Monday Morning Musings:
“We do on stage things that are supposed to happen off. Which is a kind of integrity, if you look on every exit as being an entrance somewhere else.”
–Tom Stoppard, Rosencrantz and Guildenstern are Dead
“Were there words beyond which they could never touch, or did all that is possible enter their consciousness? They could not tell. .
E.M. Forster, A Passage to India
“This train doesn’t stop at City Hall”
(the conductor says)
as the world streams by
the rushing tracks,
clackety, clackety, clackety clack,
the engine hums, it’s zhhhumy zhumms,
my reflection in the window sways
I am traveling there
but does part of me stay
(a train beat away)
entering here
exiting there?
We walk–and
spring is a promise whispered over a wall.
“Please silence your cell phones and other devices.”
(the announcer says)
before the start of the play,
a somewhat dated farce,
act two and three are clever
better than the first
the play within a play from backstage, reversed
the stage rearranged, the set turned around
so, front is back
a player tumbles and falls,
and we see it all–
again, as the troupe performs months later–
each actor then has two roles,
and the timing and action is right
but as a whole,
well. . . it was OK
we both say
and the tickets were free—
something to see
with excellent seats
in America’s oldest theater,
so now it’s later
and we walk and talk
see spring a-springing,
the birds still singing,
eat a giant bowl of fries
(in a very noisy bar room)
then wander back to cats and home,
to see the daffodils still in bloom.
The next day–
another play.
(still no stops at City Hall)
“The kitchen is small,”
says one man to another,
“But the apartment looks out at the rocks, and
the water is right there.”
“Maybe Rehoboth would be better,”
The other man murmurs
he has to stay in New Jersey.
We exit, a bit early,
before finding out if they make a plan.
“A little shifty,” that man,
(my husband says)
as we walk out into the day—
where now spring is more than whispering,
and we say, yes, this weather, please stay.
We walk through Washington Square Park
I insist some roots look like feet
though they’d find it hard to tap a beat.
Trees are blooming in pink and white
and people are out to see the sight
of them, feel the gentle heat,
sun on their faces,
filling the outdoor spaces
and even the walls shout of spring
while the birds trill and sing—
(“Phoebe Phoebe, sings the chickadee,
“Peter Peter” the tufted titmouse calls,
and the mockingbird repeats them all.)
Spring fever all around
Penn’s green country town.
Please silence your cells phones—again,
the play is about to begin,
and thought-provoking it is,
the playwright’s words are his,
but “a fantasia inspired” from Forster’s book
though people and countries are never named
other than with letters,
Country X and Country Y, could be any nation
the characters not assigned by the writer to any gender, race,
or sexual orientation,
F, R, H, M, D, Q, J, B
plus, a mosquito and a gecko–
and, of course, there are those echoes. . .
we hear them, reverberating through now, the ages,
all around us–
and on stage, thus–
F speaks of the people in the darkness,
Dr.
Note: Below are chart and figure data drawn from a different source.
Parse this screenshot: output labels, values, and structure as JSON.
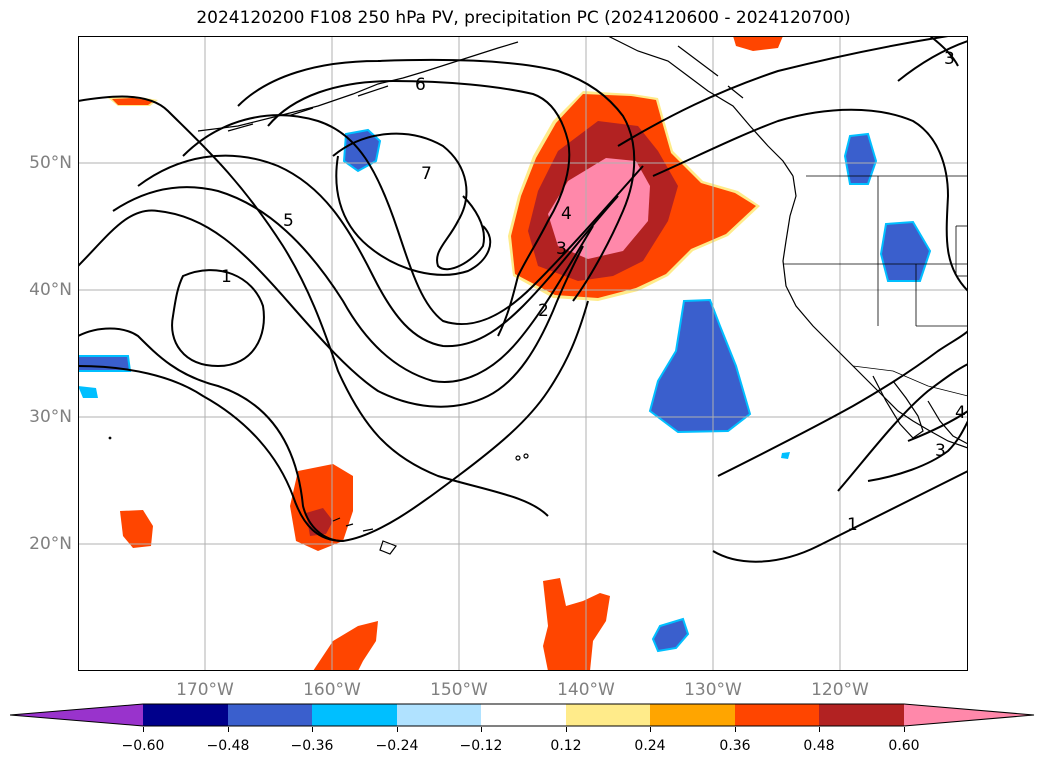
{
  "title": "2024120200 F108 250 hPa PV, precipitation PC (2024120600 - 2024120700)",
  "map": {
    "projection": "cylindrical",
    "lon_range": [
      -180,
      -110
    ],
    "lat_range": [
      10,
      60
    ],
    "grid": true,
    "lat_ticks": [
      "20°N",
      "30°N",
      "40°N",
      "50°N"
    ],
    "lon_ticks": [
      "170°W",
      "160°W",
      "150°W",
      "140°W",
      "130°W",
      "120°W"
    ],
    "contour_labels": [
      "1",
      "2",
      "3",
      "4",
      "5",
      "6",
      "7",
      "1",
      "3",
      "3",
      "4"
    ]
  },
  "colorbar": {
    "ticks": [
      "−0.60",
      "−0.48",
      "−0.36",
      "−0.24",
      "−0.12",
      "0.12",
      "0.24",
      "0.36",
      "0.48",
      "0.60"
    ],
    "colors": [
      "#9933cc",
      "#00008b",
      "#3a5fcd",
      "#00bfff",
      "#b0e2ff",
      "#ffffff",
      "#ffeb8a",
      "#ffa500",
      "#ff4500",
      "#b22222",
      "#ff88aa"
    ],
    "extend": "both"
  }
}
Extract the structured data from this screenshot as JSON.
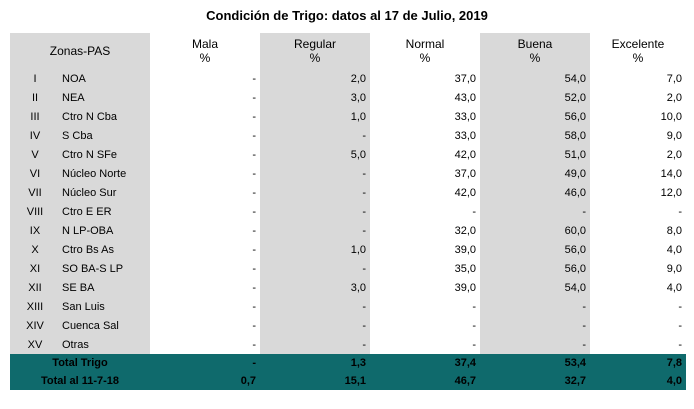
{
  "title": "Condición de Trigo: datos al 17 de Julio, 2019",
  "header": {
    "zone_label": "Zonas-PAS",
    "cols": [
      "Mala",
      "Regular",
      "Normal",
      "Buena",
      "Excelente"
    ],
    "unit": "%"
  },
  "rows": [
    {
      "num": "I",
      "zone": "NOA",
      "v": [
        "-",
        "2,0",
        "37,0",
        "54,0",
        "7,0"
      ]
    },
    {
      "num": "II",
      "zone": "NEA",
      "v": [
        "-",
        "3,0",
        "43,0",
        "52,0",
        "2,0"
      ]
    },
    {
      "num": "III",
      "zone": "Ctro N Cba",
      "v": [
        "-",
        "1,0",
        "33,0",
        "56,0",
        "10,0"
      ]
    },
    {
      "num": "IV",
      "zone": "S Cba",
      "v": [
        "-",
        "-",
        "33,0",
        "58,0",
        "9,0"
      ]
    },
    {
      "num": "V",
      "zone": "Ctro N SFe",
      "v": [
        "-",
        "5,0",
        "42,0",
        "51,0",
        "2,0"
      ]
    },
    {
      "num": "VI",
      "zone": "Núcleo Norte",
      "v": [
        "-",
        "-",
        "37,0",
        "49,0",
        "14,0"
      ]
    },
    {
      "num": "VII",
      "zone": "Núcleo Sur",
      "v": [
        "-",
        "-",
        "42,0",
        "46,0",
        "12,0"
      ]
    },
    {
      "num": "VIII",
      "zone": "Ctro E ER",
      "v": [
        "-",
        "-",
        "-",
        "-",
        "-"
      ]
    },
    {
      "num": "IX",
      "zone": "N LP-OBA",
      "v": [
        "-",
        "-",
        "32,0",
        "60,0",
        "8,0"
      ]
    },
    {
      "num": "X",
      "zone": "Ctro Bs As",
      "v": [
        "-",
        "1,0",
        "39,0",
        "56,0",
        "4,0"
      ]
    },
    {
      "num": "XI",
      "zone": "SO BA-S LP",
      "v": [
        "-",
        "-",
        "35,0",
        "56,0",
        "9,0"
      ]
    },
    {
      "num": "XII",
      "zone": "SE BA",
      "v": [
        "-",
        "3,0",
        "39,0",
        "54,0",
        "4,0"
      ]
    },
    {
      "num": "XIII",
      "zone": "San Luis",
      "v": [
        "-",
        "-",
        "-",
        "-",
        "-"
      ]
    },
    {
      "num": "XIV",
      "zone": "Cuenca Sal",
      "v": [
        "-",
        "-",
        "-",
        "-",
        "-"
      ]
    },
    {
      "num": "XV",
      "zone": "Otras",
      "v": [
        "-",
        "-",
        "-",
        "-",
        "-"
      ]
    }
  ],
  "totals": [
    {
      "label": "Total Trigo",
      "v": [
        "-",
        "1,3",
        "37,4",
        "53,4",
        "7,8"
      ]
    },
    {
      "label": "Total al 11-7-18",
      "v": [
        "0,7",
        "15,1",
        "46,7",
        "32,7",
        "4,0"
      ]
    }
  ]
}
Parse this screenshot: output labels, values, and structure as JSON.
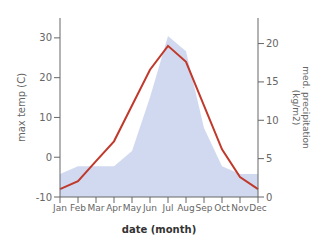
{
  "chart_data": {
    "type": "line",
    "xlabel": "date (month)",
    "ylabel": "max temp (C)",
    "y2label": "med. precipitation\n(kg/m2)",
    "categories": [
      "Jan",
      "Feb",
      "Mar",
      "Apr",
      "May",
      "Jun",
      "Jul",
      "Aug",
      "Sep",
      "Oct",
      "Nov",
      "Dec"
    ],
    "series": [
      {
        "type": "area",
        "color": "#b8c4e8",
        "axis": "y2",
        "values": [
          3,
          4,
          4,
          4,
          6,
          13,
          21,
          19,
          9,
          4,
          3,
          3
        ]
      },
      {
        "type": "line",
        "color": "#c0392b",
        "values": [
          -8,
          -6,
          -1,
          4,
          13,
          22,
          28,
          24,
          13,
          2,
          -5,
          -8
        ]
      }
    ],
    "ylim": [
      -10,
      35
    ],
    "yticks": [
      -10,
      0,
      10,
      20,
      30
    ],
    "y2lim": [
      0,
      23.33
    ],
    "y2ticks": [
      0,
      5,
      10,
      15,
      20
    ],
    "grid": false
  }
}
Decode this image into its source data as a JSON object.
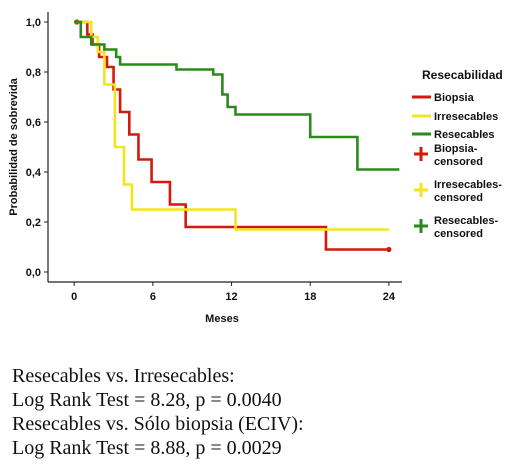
{
  "chart_data": {
    "type": "line",
    "subtype": "kaplan-meier",
    "xlabel": "Meses",
    "ylabel": "Probabilidad de sobrevida",
    "xlim": [
      -2,
      25
    ],
    "ylim": [
      -0.04,
      1.04
    ],
    "x_ticks": [
      0,
      6,
      12,
      18,
      24
    ],
    "x_tick_labels": [
      "0",
      "6",
      "12",
      "18",
      "24"
    ],
    "y_ticks": [
      0,
      0.2,
      0.4,
      0.6,
      0.8,
      1.0
    ],
    "y_tick_labels": [
      "0,0",
      "0,2",
      "0,4",
      "0,6",
      "0,8",
      "1,0"
    ],
    "grid": false,
    "legend_placement": "right",
    "legend_title": "Resecabilidad",
    "series": [
      {
        "name": "Biopsia",
        "color": "#d11a0d",
        "steps": [
          [
            0,
            1.0
          ],
          [
            1.0,
            0.95
          ],
          [
            1.4,
            0.91
          ],
          [
            1.9,
            0.86
          ],
          [
            2.5,
            0.82
          ],
          [
            3.0,
            0.73
          ],
          [
            3.5,
            0.64
          ],
          [
            4.2,
            0.55
          ],
          [
            4.9,
            0.45
          ],
          [
            5.9,
            0.36
          ],
          [
            7.3,
            0.27
          ],
          [
            8.5,
            0.18
          ],
          [
            19.2,
            0.09
          ],
          [
            24.0,
            0.09
          ]
        ],
        "censored": [
          [
            0.2,
            1.0
          ],
          [
            24.0,
            0.09
          ]
        ]
      },
      {
        "name": "Irresecables",
        "color": "#f2e51e",
        "steps": [
          [
            0,
            1.0
          ],
          [
            1.3,
            0.94
          ],
          [
            1.8,
            0.88
          ],
          [
            2.3,
            0.75
          ],
          [
            3.1,
            0.5
          ],
          [
            3.8,
            0.35
          ],
          [
            4.4,
            0.25
          ],
          [
            12.3,
            0.17
          ],
          [
            24.0,
            0.17
          ]
        ],
        "censored": []
      },
      {
        "name": "Resecables",
        "color": "#2a8a1c",
        "steps": [
          [
            0,
            1.0
          ],
          [
            0.5,
            0.94
          ],
          [
            1.3,
            0.91
          ],
          [
            2.3,
            0.89
          ],
          [
            3.2,
            0.86
          ],
          [
            3.5,
            0.83
          ],
          [
            7.4,
            0.83
          ],
          [
            7.8,
            0.81
          ],
          [
            10.6,
            0.79
          ],
          [
            11.3,
            0.71
          ],
          [
            11.7,
            0.66
          ],
          [
            12.3,
            0.63
          ],
          [
            18.0,
            0.54
          ],
          [
            21.6,
            0.41
          ],
          [
            24.8,
            0.41
          ]
        ],
        "censored": []
      }
    ],
    "legend_entries": [
      {
        "label": "Biopsia",
        "marker": "line",
        "color": "#d11a0d"
      },
      {
        "label": "Irresecables",
        "marker": "line",
        "color": "#f2e51e"
      },
      {
        "label": "Resecables",
        "marker": "line",
        "color": "#2a8a1c"
      },
      {
        "label": "Biopsia-\ncensored",
        "marker": "cross",
        "color": "#d11a0d"
      },
      {
        "label": "Irresecables-\ncensored",
        "marker": "cross",
        "color": "#f2e51e"
      },
      {
        "label": "Resecables-\ncensored",
        "marker": "cross",
        "color": "#2a8a1c"
      }
    ]
  },
  "stats": {
    "line1": "Resecables vs. Irresecables:",
    "line2": "Log Rank Test = 8.28, p = 0.0040",
    "line3": "Resecables vs. Sólo biopsia (ECIV):",
    "line4": "Log Rank Test = 8.88, p = 0.0029"
  }
}
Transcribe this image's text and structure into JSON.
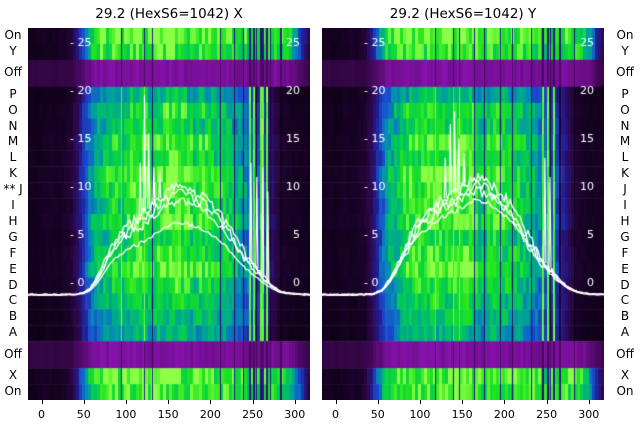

B is arrested for a crime he did not commit,
and G breaks the fourth wall to talk to us
questioning,
and yes, it’s a bit uncomfortable–
Are we supposed to answer her out loud?
I wonder, and are we different from another crowd?
Later, I say,
“I’d like to see that play all over again with another cast.”
How different would it be to see people of a different race,
or gender, play the roles we just saw?
Because, I think, we must draw
pictures in our minds—leap to conclusions—
have preconceptions that we cannot help but make,
and would it break them–
somewhat–
if what we saw was not,
well, exactly the same.
I imagine this part of the writer’s aim.
(I learn there is a hashtag, #ChenMindFuck)
but my mind is rather more struck
than fucked I think,
and we have much to discuss over food and drink.
Can one be friends with one’s oppressor?
The idea leads to variations and degrees of power
not only of gender and race, but
CEO and factory worker, student and professor,
Black Lives Matter and #MeToo,
seeing things from another’s view. . .
The server brings more bread,
I wonder what lies ahead.
We walk and talk back to the train,
ideas swirling in my brain.
“This train doesn’t stop at City Hall.”
but time flows through spaces and goes to places
unknown,
calls–
Every exit is an entrance somewhere else.
Today’s NaPoWriMo prompt to use sound. “The poem, for example, could incorporate overheard language. Perhaps it could incorporate a song lyric in some way, or language from something often heard spoken aloud (a prayer, a pledge, the Girl Scout motto). Or you could use a regional or local phrase from your hometown that you don’t hear elsewhere, e.g. “that boy won’t amount to a pinch.”